Воспоминания Рати | Глава 19: Меня не интересуют женщины
Мом Джем выдала правду и тут же склонилась к полу, словно ожидая неминуемого наказания. Однако тот, кто должен был его произнести, молчал.
— Ты так напугана, что даже не можешь на меня посмотреть?
— Кхун Пхра! Кхун Пхра! — Куи, увидев экипаж у ворот и заметив Джем, дрожащую у ног Тиратхона, бросился в дом и тоже пал ниц. — Что она сделала? За что вы...
— Насколько хорошо Рати меня знает?
— Отвечай! — Куи толкнул Джем локтем. — Говори честно.
— Кхун Рати лишь знает, что вы проводите время с невестой и потому не можете навещать его так часто, как раньше... и... он считает, что это он стал причиной беспокойства Кхун Руэди.
— А говоря «противоестественно», ты имела в виду меня?
Джем зажмурилась, проклиная себя за слишком длинный язык.

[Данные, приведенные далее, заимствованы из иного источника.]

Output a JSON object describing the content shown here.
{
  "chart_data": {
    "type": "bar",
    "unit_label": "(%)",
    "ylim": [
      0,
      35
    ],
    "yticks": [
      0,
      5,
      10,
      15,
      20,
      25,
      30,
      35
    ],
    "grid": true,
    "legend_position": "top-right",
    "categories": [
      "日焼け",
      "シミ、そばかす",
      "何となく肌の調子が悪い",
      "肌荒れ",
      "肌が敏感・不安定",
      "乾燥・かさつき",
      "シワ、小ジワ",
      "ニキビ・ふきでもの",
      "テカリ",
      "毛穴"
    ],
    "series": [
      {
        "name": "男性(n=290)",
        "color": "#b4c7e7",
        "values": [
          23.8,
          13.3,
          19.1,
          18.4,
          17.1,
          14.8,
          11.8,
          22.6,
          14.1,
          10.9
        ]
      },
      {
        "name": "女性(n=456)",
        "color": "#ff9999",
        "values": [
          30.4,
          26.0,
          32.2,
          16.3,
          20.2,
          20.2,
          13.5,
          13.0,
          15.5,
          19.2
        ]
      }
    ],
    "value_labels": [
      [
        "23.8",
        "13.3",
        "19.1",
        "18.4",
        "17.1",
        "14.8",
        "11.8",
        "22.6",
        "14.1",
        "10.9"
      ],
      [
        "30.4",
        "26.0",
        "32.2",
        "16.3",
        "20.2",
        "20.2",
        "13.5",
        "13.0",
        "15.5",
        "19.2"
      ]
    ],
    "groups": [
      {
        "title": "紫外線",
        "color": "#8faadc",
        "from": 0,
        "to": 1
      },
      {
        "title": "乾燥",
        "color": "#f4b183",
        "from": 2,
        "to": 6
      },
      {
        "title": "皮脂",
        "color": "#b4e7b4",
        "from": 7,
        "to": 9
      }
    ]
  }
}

— И как он отреагировал? Впрочем, неважно. Я сам с ним поговорю. А вы оба — за работу.
Стук в дверь заставил Рати нахмуриться. Он отложил перо, так и не успев написать ни строчки, и раздражённо постучал им по столу, затем решительно направился к двери и распахнул её.
— Я же просил не мешать... — он осёкся.
Последнее слово соскользнуло с губ еле слышным шёпотом. Рати застыл, уставившись на утончённое лицо перед собой. Несмотря на то, что они были почти одного роста, его взгляд выдал нервозность, ведь он не ожидал встретить взгляд Тиратхона. А тот, скрывая волнение, медленно протянул руку и мягко провёл пальцами по волосам юноши.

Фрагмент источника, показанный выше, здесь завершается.